MOSCA – Le forze speciali russe hanno sventato un dirottamento aereo all’aeroporto Domodedovo di Mosca da parte di un uomo di 40 anni di Mineralnie Vodi, la località caucasica da dove proveniva il volo. Incolumi tutti i passeggeri, compreso il dirottatore che è stato fermato e in queste ore viene interrogato dalla polizia russa. Poco prima di essere catturato, aveva chiesto di poter parlare con i media e con le forze dell’ordine. Ancora ignoti i moventi del gesto.

LA LIBERAZIONE – L’operazione coordinata dai servizi antiterroristici moscoviti è scattata nel primo pomeriggio. L’aereo era fermo sulla pista del principale aeroporto moscovita già da qualche ora. L’intero scalo era in stato di allarme. Le teste di cuoio sono intervenite utilizzando dei travestimenti. Si sono finti medici e con la scusa di portare soccorso ad alcuni dei passeggeri (a Domodedovo la temperatura superava i 38 gradi centigradi, in una giornata di afa record in tutta la Russia centrale) sono penetrati all’interno del velivolo mettendo in salvo le persone a bordo e ammanettando il responsabile del tentato dirottamento.

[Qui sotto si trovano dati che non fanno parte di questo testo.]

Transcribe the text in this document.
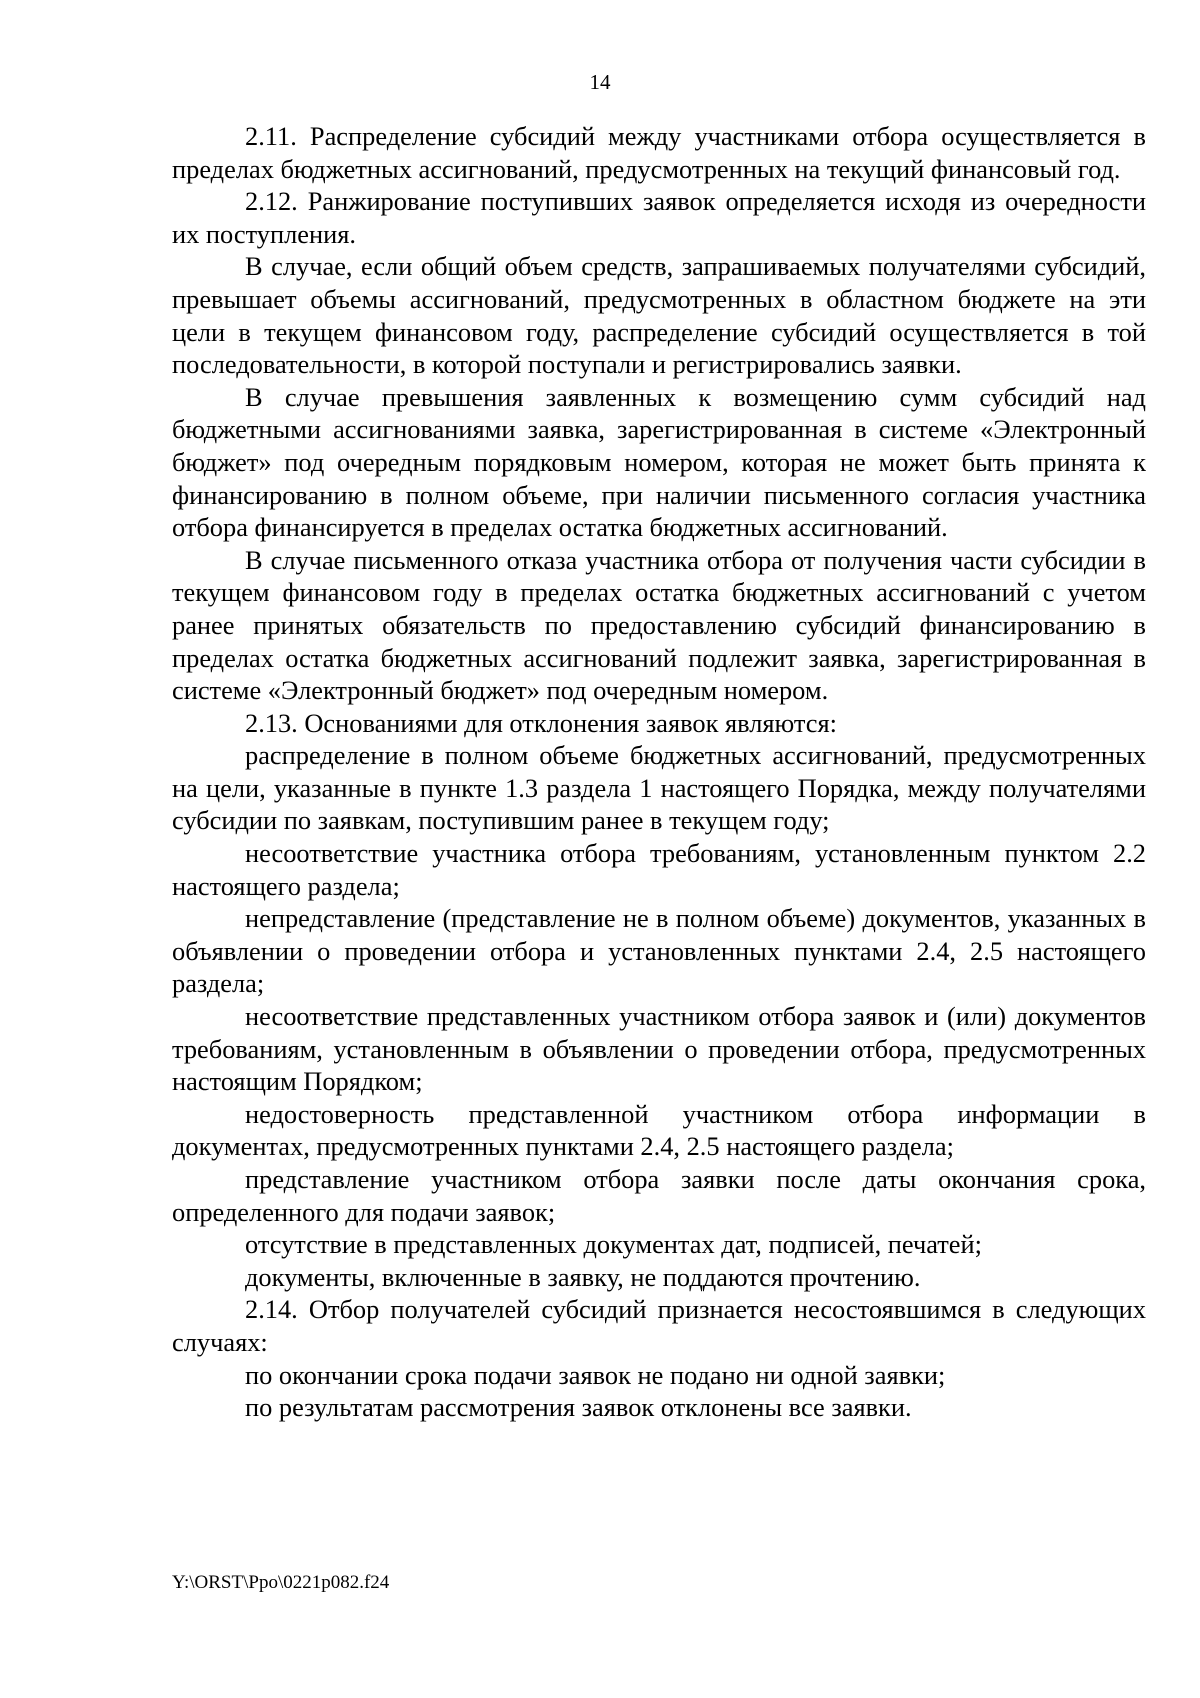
14

2.11. Распределение субсидий между участниками отбора осуществляется в пределах бюджетных ассигнований, предусмотренных на текущий финансовый год.

2.12. Ранжирование поступивших заявок определяется исходя из очередности их поступления.

В случае, если общий объем средств, запрашиваемых получателями субсидий, превышает объемы ассигнований, предусмотренных в областном бюджете на эти цели в текущем финансовом году, распределение субсидий осуществляется в той последовательности, в которой поступали и регистрировались заявки.

В случае превышения заявленных к возмещению сумм субсидий над бюджетными ассигнованиями заявка, зарегистрированная в системе «Электронный бюджет» под очередным порядковым номером, которая не может быть принята к финансированию в полном объеме, при наличии письменного согласия участника отбора финансируется в пределах остатка бюджетных ассигнований.

В случае письменного отказа участника отбора от получения части субсидии в текущем финансовом году в пределах остатка бюджетных ассигнований с учетом ранее принятых обязательств по предоставлению субсидий финансированию в пределах остатка бюджетных ассигнований подлежит заявка, зарегистрированная в системе «Электронный бюджет» под очередным номером.

2.13. Основаниями для отклонения заявок являются:

распределение в полном объеме бюджетных ассигнований, предусмотренных на цели, указанные в пункте 1.3 раздела 1 настоящего Порядка, между получателями субсидии по заявкам, поступившим ранее в текущем году;

несоответствие участника отбора требованиям, установленным пунктом 2.2 настоящего раздела;

непредставление (представление не в полном объеме) документов, указанных в объявлении о проведении отбора и установленных пунктами 2.4, 2.5 настоящего раздела;

несоответствие представленных участником отбора заявок и (или) документов требованиям, установленным в объявлении о проведении отбора, предусмотренных настоящим Порядком;

недостоверность представленной участником отбора информации в документах, предусмотренных пунктами 2.4, 2.5 настоящего раздела;

представление участником отбора заявки после даты окончания срока, определенного для подачи заявок;

отсутствие в представленных документах дат, подписей, печатей;

документы, включенные в заявку, не поддаются прочтению.

2.14. Отбор получателей субсидий признается несостоявшимся в следующих случаях:

по окончании срока подачи заявок не подано ни одной заявки;

по результатам рассмотрения заявок отклонены все заявки.

Y:\ORST\Ppo\0221p082.f24
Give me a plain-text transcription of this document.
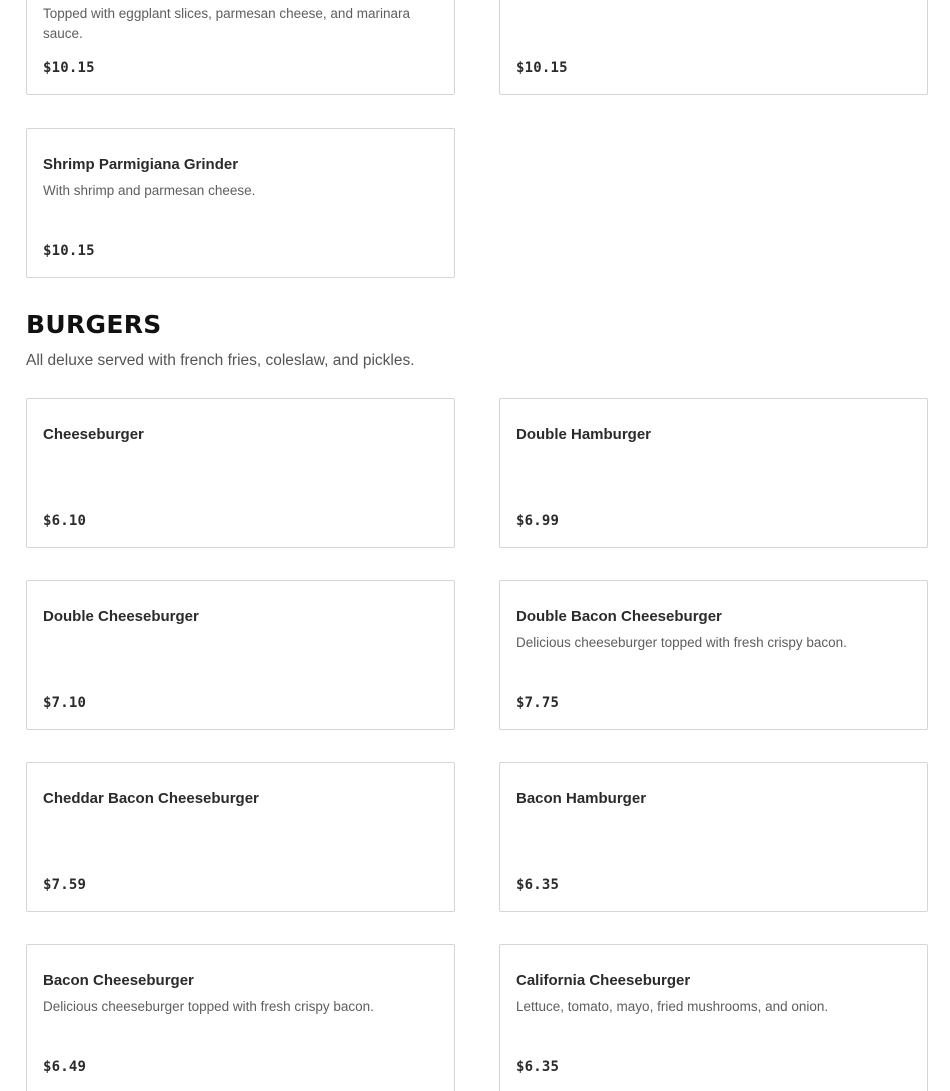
Topped with eggplant slices, parmesan cheese, and marinara sauce.
$10.15	$10.15
Shrimp Parmigiana Grinder
With shrimp and parmesan cheese.
$10.15
BURGERS
All deluxe served with french fries, coleslaw, and pickles.
Cheeseburger
$6.10
Double Hamburger
$6.99
Double Cheeseburger
$7.10
Double Bacon Cheeseburger
Delicious cheeseburger topped with fresh crispy bacon.
$7.75
Cheddar Bacon Cheeseburger
$7.59
Bacon Hamburger
$6.35
Bacon Cheeseburger
Delicious cheeseburger topped with fresh crispy bacon.
$6.49
California Cheeseburger
Lettuce, tomato, mayo, fried mushrooms, and onion.
$6.35
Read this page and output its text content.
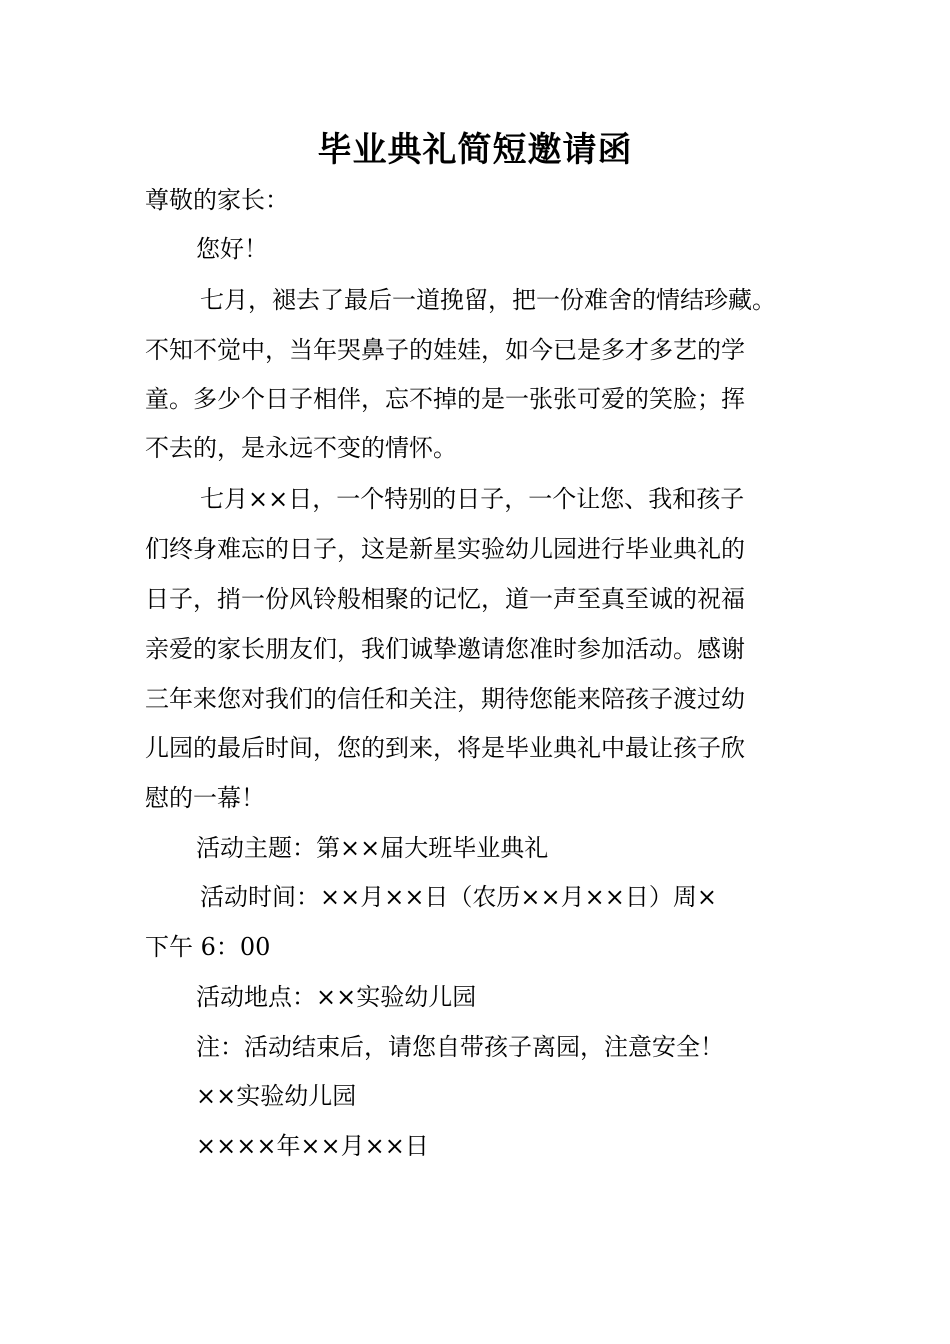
毕业典礼简短邀请函
尊敬的家长：
您好！
七月，褪去了最后一道挽留，把一份难舍的情结珍藏。
不知不觉中，当年哭鼻子的娃娃，如今已是多才多艺的学
童。多少个日子相伴，忘不掉的是一张张可爱的笑脸；挥
不去的，是永远不变的情怀。
七月××日，一个特别的日子，一个让您、我和孩子
们终身难忘的日子，这是新星实验幼儿园进行毕业典礼的
日子，捎一份风铃般相聚的记忆，道一声至真至诚的祝福
亲爱的家长朋友们，我们诚挚邀请您准时参加活动。感谢
三年来您对我们的信任和关注，期待您能来陪孩子渡过幼
儿园的最后时间，您的到来，将是毕业典礼中最让孩子欣
慰的一幕！
活动主题：第××届大班毕业典礼
活动时间：××月××日（农历××月××日）周×
下午 6：00
活动地点：××实验幼儿园
注：活动结束后，请您自带孩子离园，注意安全！
××实验幼儿园
××××年××月××日
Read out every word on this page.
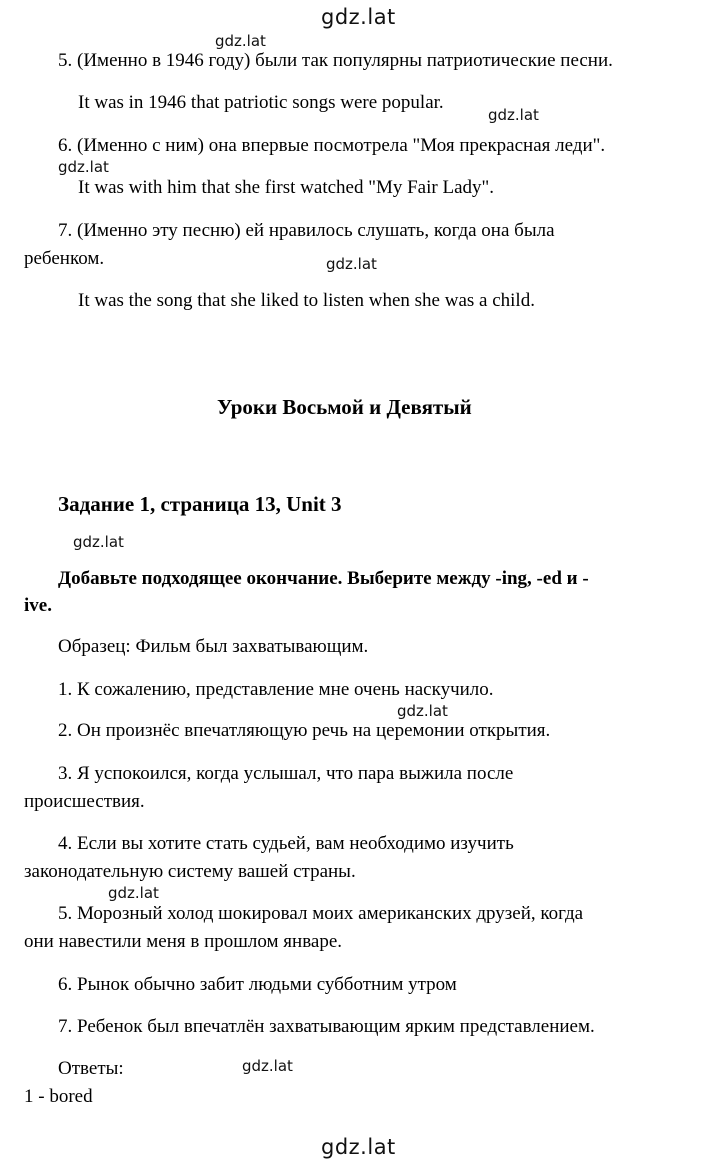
gdz.lat
gdz.lat
5. (Именно в 1946 году) были так популярны патриотические песни.
It was in 1946 that patriotic songs were popular.
gdz.lat
6. (Именно с ним) она впервые посмотрела "Моя прекрасная леди".
gdz.lat
It was with him that she first watched "My Fair Lady".
7. (Именно эту песню) ей нравилось слушать, когда она была
ребенком.	gdz.lat
It was the song that she liked to listen when she was a child.
Уроки Восьмой и Девятый
Задание 1, страница 13, Unit 3
gdz.lat
Добавьте подходящее окончание. Выберите между -ing, -ed и -
ive.
Образец: Фильм был захватывающим.
1. К сожалению, представление мне очень наскучило.
gdz.lat
2. Он произнёс впечатляющую речь на церемонии открытия.
3. Я успокоился, когда услышал, что пара выжила после
происшествия.
4. Если вы хотите стать судьей, вам необходимо изучить
законодательную систему вашей страны.
gdz.lat
5. Морозный холод шокировал моих американских друзей, когда
они навестили меня в прошлом январе.
6. Рынок обычно забит людьми субботним утром
7. Ребенок был впечатлён захватывающим ярким представлением.
Ответы:	gdz.lat
1 - bored
gdz.lat
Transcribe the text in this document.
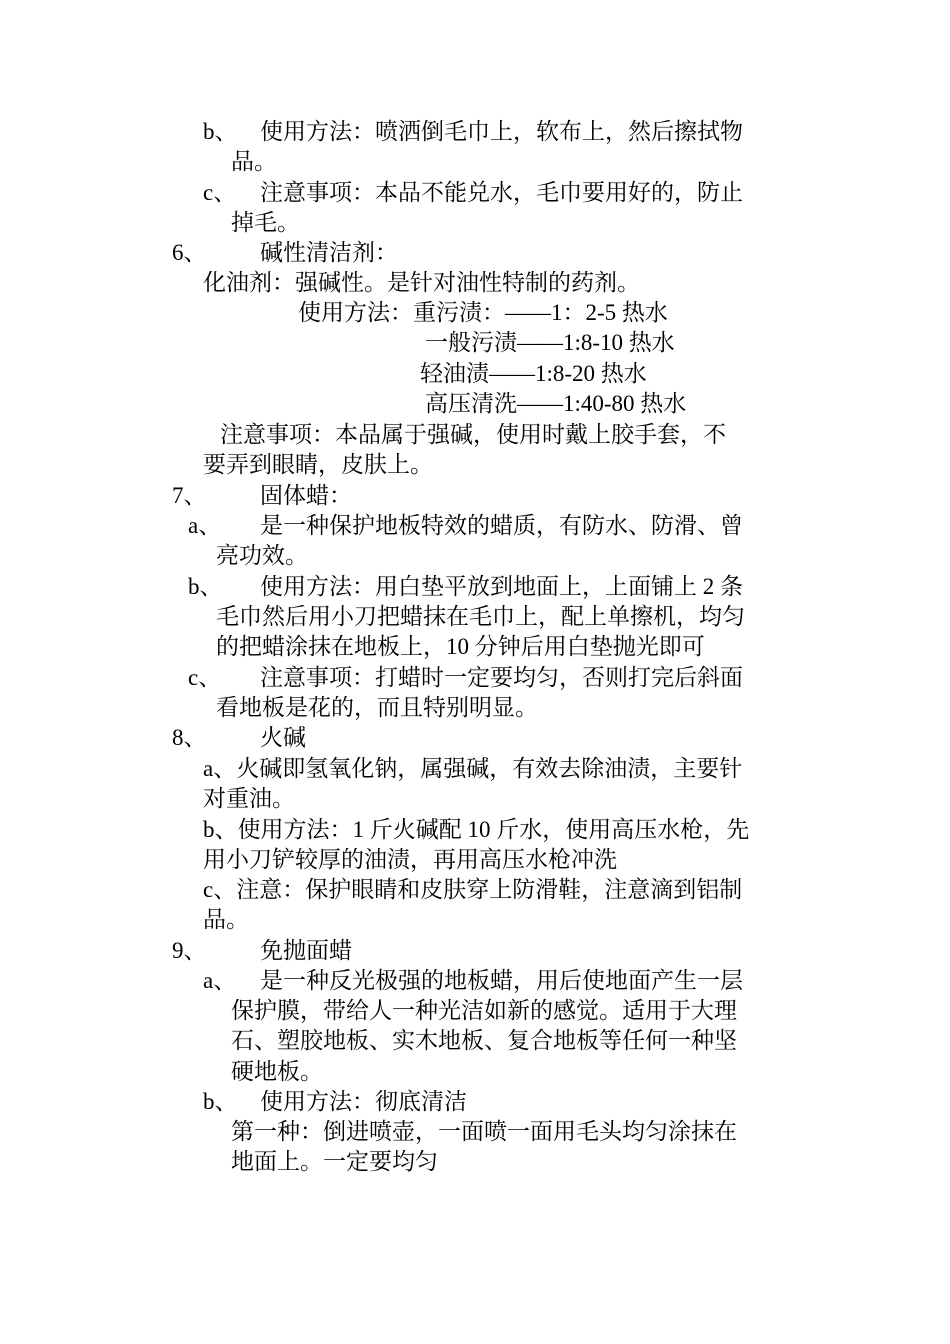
b、 使用方法：喷洒倒毛巾上，软布上，然后擦拭物
品。
c、 注意事项：本品不能兑水，毛巾要用好的，防止
掉毛。
6、 碱性清洁剂：
化油剂：强碱性。是针对油性特制的药剂。
使用方法：重污渍：——1：2-5 热水
一般污渍——1:8-10 热水
轻油渍——1:8-20 热水
高压清洗——1:40-80 热水
注意事项：本品属于强碱，使用时戴上胶手套，不
要弄到眼睛，皮肤上。
7、 固体蜡：
a、 是一种保护地板特效的蜡质，有防水、防滑、曾
亮功效。
b、 使用方法：用白垫平放到地面上，上面铺上 2 条
毛巾然后用小刀把蜡抹在毛巾上，配上单擦机，均匀
的把蜡涂抹在地板上，10 分钟后用白垫抛光即可
c、 注意事项：打蜡时一定要均匀，否则打完后斜面
看地板是花的，而且特别明显。
8、 火碱
a、火碱即氢氧化钠，属强碱，有效去除油渍，主要针
对重油。
b、使用方法：1 斤火碱配 10 斤水，使用高压水枪，先
用小刀铲较厚的油渍，再用高压水枪冲洗
c、注意：保护眼睛和皮肤穿上防滑鞋，注意滴到铝制
品。
9、 免抛面蜡
a、 是一种反光极强的地板蜡，用后使地面产生一层
保护膜，带给人一种光洁如新的感觉。适用于大理
石、塑胶地板、实木地板、复合地板等任何一种坚
硬地板。
b、 使用方法：彻底清洁
第一种：倒进喷壶，一面喷一面用毛头均匀涂抹在
地面上。一定要均匀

LA DINAMICA – Secondo quanto ha raccontato il portavoce, si tratta di un passeggero del volo partito dalla città nel nord del Caucaso, Mineralnye Vody, e diretto a Mosca. «Ha cominciato a dare ordini all’ equipaggio», ha spiegato il portavoce, e il comandante ha dovuto dargli ascolto per non mettere in pericolo tutti gli altri passeggeri. L’aereo è però atterrato regolarmente a Domodedovo, e ed è rimasto sulla pista, con passeggeri ed equipaggio a bordo, per circa due ore. Quando un passeggero si è sentito male, con il consenso del dirottatore, sono stati chiamati i medici. I dottori sono saliti a bordo, portando però con sé le teste di cuoio delle forze speciali, che in pochi secondi hanno messo fuori gioco l’uomo e l’hanno arrestato, liberando tutti gli altri passeggeri. La polizia aveva isolato l’aereo dagli altri della pista di Domodedovo prima di procedere con l’operazione che ha portato alla liberazione liberato delle persone a bordo. Il dirottatore, 40 anni, originario di Mineralnye Vody, aveva chiesto di poter incontrare la stampa e i rappresentanti delle forze dell’ordine. «È stata la più rapida operazione di liberazione di un aereo nella storia dell’aviazione russa», ha detto il portavoce dell’aeroporto. Il Caucaso russo è un’area molto instabile dopo le guerre dei russi contro i separatisti in Cecenia. Gli attacchi e gli attentati sono molto frequenti nella zona.